Lookup table for embeddings or embedding layer activation

bezova · November 2, 2018, 7:26pm

I want to use embeddings learned by structured model in tree base algorithm.
(based on lesson 4 - Rossmann example)

I can extract the matrices by to_np(m.model.embs[ix].weight.data) but I also need a lookup table used by learner to correspond each item in a category to the raw in the corresponding matrix.
( I checked that the matrices are in the same order as categories in data frame.)

In other words I need to calculate the embedding layer activation on given data.

(could not find it on the forum)

bezova · November 2, 2018, 8:06pm

I just realized the I do not understand the reason behind adding 1 to embedding categories.
cat_sz = [(c, len(cars[c].cat.categories)+1) for c in cat_vars]
The matrix longer then available categories.

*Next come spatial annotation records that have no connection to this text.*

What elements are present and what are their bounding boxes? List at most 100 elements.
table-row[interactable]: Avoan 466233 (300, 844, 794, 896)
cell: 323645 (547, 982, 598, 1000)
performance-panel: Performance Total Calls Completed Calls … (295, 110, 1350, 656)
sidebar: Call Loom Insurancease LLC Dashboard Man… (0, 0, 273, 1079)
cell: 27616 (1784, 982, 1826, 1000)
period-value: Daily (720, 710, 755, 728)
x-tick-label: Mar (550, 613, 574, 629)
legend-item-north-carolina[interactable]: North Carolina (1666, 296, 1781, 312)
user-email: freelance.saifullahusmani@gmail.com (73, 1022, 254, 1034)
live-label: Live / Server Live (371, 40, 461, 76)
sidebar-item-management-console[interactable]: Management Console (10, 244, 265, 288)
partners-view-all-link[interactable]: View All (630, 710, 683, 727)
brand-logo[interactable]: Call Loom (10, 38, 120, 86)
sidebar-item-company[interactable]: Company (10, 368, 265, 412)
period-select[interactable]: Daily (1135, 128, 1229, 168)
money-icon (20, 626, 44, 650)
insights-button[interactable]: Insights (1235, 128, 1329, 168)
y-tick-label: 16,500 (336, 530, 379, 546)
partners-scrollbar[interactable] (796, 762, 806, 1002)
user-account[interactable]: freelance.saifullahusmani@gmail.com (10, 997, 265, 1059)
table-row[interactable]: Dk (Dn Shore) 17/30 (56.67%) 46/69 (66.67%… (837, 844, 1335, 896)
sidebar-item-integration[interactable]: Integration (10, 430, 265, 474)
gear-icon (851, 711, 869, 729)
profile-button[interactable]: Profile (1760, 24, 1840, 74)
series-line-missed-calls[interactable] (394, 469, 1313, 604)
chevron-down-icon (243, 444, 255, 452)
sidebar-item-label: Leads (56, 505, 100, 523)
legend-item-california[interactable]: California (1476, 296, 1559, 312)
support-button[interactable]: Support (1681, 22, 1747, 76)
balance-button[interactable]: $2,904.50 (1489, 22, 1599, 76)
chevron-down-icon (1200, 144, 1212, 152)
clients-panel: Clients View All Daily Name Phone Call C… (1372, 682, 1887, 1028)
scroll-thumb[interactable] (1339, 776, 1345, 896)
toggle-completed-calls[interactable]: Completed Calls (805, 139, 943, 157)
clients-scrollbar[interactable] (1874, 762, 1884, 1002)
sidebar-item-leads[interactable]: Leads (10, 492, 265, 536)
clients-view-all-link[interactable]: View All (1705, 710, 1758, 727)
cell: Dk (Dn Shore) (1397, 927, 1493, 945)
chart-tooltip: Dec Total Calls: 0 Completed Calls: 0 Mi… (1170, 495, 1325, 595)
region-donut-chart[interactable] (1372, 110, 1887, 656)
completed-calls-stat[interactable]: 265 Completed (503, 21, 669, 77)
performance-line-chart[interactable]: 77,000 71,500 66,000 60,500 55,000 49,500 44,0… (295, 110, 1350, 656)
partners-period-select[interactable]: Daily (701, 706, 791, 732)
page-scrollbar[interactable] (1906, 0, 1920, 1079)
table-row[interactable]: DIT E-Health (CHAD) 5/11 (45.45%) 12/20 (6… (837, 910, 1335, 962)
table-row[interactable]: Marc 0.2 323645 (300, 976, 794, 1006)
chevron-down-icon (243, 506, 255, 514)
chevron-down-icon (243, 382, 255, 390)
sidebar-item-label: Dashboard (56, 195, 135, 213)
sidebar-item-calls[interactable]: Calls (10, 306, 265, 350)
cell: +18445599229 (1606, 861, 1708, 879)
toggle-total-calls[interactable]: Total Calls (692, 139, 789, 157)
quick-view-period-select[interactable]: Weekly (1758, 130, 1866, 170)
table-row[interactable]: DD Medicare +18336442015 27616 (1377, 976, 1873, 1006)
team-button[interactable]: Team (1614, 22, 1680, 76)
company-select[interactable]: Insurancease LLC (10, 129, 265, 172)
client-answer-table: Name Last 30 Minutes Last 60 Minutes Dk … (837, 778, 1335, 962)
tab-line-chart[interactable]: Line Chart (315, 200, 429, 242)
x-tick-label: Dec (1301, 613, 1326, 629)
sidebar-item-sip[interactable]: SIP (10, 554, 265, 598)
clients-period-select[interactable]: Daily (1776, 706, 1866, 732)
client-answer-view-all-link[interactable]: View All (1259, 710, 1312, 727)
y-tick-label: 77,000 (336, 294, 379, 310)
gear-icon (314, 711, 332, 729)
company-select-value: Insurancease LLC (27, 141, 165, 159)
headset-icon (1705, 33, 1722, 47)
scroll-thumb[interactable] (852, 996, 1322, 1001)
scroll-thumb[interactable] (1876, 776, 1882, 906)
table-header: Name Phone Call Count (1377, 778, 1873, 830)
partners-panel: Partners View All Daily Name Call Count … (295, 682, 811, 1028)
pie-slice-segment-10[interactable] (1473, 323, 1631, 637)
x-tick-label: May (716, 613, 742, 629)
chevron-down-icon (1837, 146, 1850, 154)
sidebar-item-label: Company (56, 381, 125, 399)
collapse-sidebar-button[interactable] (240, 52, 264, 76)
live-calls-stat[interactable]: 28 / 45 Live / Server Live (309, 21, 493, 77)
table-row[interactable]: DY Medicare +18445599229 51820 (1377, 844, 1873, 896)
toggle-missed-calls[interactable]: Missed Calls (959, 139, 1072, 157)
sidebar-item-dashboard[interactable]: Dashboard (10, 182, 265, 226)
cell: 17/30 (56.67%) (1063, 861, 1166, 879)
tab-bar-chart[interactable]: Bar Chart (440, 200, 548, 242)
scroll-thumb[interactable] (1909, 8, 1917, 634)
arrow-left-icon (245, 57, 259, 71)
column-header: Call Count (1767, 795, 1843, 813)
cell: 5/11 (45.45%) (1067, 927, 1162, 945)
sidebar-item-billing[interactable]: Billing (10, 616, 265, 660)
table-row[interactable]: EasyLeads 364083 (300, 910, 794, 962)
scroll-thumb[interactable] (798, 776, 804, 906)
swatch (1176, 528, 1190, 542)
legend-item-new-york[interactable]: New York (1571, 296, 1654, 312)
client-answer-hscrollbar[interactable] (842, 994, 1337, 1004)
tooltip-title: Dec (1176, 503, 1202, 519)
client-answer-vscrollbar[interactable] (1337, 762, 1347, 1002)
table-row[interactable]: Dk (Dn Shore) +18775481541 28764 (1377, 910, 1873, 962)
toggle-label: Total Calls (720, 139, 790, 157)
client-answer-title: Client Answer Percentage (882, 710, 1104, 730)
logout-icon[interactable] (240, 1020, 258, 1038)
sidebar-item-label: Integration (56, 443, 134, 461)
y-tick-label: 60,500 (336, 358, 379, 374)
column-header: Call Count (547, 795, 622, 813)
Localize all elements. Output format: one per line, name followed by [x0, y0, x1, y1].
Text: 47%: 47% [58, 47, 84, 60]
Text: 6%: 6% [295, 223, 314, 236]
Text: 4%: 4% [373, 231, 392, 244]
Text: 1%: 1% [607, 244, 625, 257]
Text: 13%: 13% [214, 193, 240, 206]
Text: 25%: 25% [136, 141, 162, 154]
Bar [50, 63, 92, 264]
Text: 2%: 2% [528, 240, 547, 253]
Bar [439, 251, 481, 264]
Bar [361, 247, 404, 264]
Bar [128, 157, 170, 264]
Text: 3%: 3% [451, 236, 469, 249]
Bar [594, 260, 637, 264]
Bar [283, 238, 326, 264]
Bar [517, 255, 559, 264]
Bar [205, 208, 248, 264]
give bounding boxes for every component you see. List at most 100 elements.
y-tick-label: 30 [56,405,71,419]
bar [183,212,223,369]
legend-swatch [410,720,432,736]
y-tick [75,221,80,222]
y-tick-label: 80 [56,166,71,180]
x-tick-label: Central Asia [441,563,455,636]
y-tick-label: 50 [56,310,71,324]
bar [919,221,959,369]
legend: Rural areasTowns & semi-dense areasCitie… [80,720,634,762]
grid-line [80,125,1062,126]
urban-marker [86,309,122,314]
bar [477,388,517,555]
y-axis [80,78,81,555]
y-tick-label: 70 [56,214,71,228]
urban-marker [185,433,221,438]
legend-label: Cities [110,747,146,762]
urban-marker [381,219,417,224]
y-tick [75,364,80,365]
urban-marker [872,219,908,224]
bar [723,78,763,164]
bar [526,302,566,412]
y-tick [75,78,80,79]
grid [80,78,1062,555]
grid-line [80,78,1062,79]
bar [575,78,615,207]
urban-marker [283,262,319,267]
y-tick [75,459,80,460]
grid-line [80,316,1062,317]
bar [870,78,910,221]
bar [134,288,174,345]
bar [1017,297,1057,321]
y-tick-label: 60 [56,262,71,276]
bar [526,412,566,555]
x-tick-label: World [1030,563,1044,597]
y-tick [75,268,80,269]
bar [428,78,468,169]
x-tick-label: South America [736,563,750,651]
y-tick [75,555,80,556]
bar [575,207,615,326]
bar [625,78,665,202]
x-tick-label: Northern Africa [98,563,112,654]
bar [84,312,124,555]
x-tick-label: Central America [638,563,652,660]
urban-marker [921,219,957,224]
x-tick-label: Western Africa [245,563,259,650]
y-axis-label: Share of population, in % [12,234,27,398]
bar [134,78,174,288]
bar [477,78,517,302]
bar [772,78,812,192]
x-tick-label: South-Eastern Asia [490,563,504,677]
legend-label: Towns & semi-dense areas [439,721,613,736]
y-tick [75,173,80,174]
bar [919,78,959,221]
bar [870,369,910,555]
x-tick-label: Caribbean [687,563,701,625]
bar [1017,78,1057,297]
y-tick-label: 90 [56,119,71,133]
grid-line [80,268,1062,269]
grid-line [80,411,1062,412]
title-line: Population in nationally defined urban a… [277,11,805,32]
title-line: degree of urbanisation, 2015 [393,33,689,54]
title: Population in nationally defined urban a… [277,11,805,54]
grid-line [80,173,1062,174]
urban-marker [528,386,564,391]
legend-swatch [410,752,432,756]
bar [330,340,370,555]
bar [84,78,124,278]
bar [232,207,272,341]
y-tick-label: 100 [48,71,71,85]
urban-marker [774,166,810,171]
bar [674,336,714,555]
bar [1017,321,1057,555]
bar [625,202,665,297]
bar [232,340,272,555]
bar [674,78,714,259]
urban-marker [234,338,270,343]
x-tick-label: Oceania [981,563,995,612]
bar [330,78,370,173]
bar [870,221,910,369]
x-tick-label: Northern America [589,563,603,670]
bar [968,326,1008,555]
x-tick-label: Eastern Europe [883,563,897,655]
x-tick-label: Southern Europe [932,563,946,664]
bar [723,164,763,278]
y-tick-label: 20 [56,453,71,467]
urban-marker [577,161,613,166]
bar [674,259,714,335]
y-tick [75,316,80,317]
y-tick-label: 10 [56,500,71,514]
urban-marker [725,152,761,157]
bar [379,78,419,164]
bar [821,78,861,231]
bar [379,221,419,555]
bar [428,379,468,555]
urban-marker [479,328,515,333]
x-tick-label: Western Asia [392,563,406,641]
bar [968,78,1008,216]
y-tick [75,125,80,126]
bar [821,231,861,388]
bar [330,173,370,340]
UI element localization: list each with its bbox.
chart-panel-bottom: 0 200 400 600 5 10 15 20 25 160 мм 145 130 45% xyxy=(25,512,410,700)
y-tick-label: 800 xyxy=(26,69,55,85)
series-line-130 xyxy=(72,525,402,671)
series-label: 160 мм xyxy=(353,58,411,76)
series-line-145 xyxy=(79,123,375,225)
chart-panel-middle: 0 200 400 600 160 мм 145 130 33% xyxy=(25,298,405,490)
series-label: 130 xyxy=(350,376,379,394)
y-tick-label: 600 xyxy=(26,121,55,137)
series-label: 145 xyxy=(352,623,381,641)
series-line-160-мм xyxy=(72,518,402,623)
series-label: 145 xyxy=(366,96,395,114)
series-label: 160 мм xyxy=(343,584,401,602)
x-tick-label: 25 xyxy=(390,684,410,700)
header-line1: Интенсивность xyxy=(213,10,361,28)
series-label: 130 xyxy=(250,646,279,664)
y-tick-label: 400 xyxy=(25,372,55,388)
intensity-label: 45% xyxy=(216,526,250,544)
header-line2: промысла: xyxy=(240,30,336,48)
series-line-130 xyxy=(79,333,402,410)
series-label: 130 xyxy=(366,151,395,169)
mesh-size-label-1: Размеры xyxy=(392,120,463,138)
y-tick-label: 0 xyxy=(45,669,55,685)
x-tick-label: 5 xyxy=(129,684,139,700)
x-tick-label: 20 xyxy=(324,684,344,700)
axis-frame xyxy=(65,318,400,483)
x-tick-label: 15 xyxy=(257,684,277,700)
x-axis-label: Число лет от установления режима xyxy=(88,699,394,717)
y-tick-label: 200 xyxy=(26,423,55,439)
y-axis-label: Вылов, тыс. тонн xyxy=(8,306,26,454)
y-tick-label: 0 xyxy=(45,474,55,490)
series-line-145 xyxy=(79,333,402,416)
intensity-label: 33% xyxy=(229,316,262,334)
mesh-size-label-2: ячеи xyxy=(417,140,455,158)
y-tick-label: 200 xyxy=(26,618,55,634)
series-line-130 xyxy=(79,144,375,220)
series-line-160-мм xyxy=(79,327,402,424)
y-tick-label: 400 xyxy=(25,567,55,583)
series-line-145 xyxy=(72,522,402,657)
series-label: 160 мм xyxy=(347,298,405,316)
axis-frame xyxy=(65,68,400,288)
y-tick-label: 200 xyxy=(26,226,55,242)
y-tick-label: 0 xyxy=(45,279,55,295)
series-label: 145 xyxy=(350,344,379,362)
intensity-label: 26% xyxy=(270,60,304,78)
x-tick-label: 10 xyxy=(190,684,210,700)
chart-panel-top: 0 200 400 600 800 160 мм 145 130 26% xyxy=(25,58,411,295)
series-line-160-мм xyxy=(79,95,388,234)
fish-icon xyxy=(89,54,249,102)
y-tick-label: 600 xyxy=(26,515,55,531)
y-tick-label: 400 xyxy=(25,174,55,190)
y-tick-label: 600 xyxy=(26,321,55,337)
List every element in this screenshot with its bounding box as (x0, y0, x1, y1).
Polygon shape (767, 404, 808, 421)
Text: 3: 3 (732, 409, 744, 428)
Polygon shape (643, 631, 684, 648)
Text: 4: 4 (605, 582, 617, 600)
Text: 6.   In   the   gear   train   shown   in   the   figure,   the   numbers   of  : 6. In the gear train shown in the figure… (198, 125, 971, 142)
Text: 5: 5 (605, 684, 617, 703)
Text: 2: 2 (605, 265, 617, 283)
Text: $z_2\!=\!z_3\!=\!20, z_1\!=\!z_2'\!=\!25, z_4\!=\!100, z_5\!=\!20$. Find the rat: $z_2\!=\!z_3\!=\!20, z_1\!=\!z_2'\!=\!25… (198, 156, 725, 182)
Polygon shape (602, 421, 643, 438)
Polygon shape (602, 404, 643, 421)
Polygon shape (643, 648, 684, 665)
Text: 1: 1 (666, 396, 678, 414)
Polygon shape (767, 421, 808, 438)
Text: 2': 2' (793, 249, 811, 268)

Does anyone knows why we do it?

davidagmac · April 5, 2019, 7:23pm

As far as I can tell the following attribute should give you that, it is a mapping from categorical feature names to a list of all the categories in that feature, which is used to look-up the embedding matrix:

learn.data.label_list.x.classes
(assuming your Learner object is called learn)

Regarding the number of rows in the embedding matrix equalling cardinality + 1, it appears that an extra row is added representing ‘#na#’ which presumably is a catch-all to handle the case where there is a new category found in the test data which wasn’t in the training data (and so wouldn’t have a row in the embedding matrix).

This even happens for the categorical columns created by FillMissing preprocessor where we end up with 3 rows in the embedding matrix corresponding to the following categories:

array(['#na#', False, True], dtype=object)

bezova · April 11, 2019, 5:42am

thanks, David, this is great way. I eventually approached it by using hook from lesson 6, 2018. may be found here: https://medium.com/@hiromi_suenaga/deep-learning-2-part-1-lesson-7-1b9503aff0c
Even simpler manual approach is to introduce global var by which the model class decides to return activations.
n+1 finally makes sense.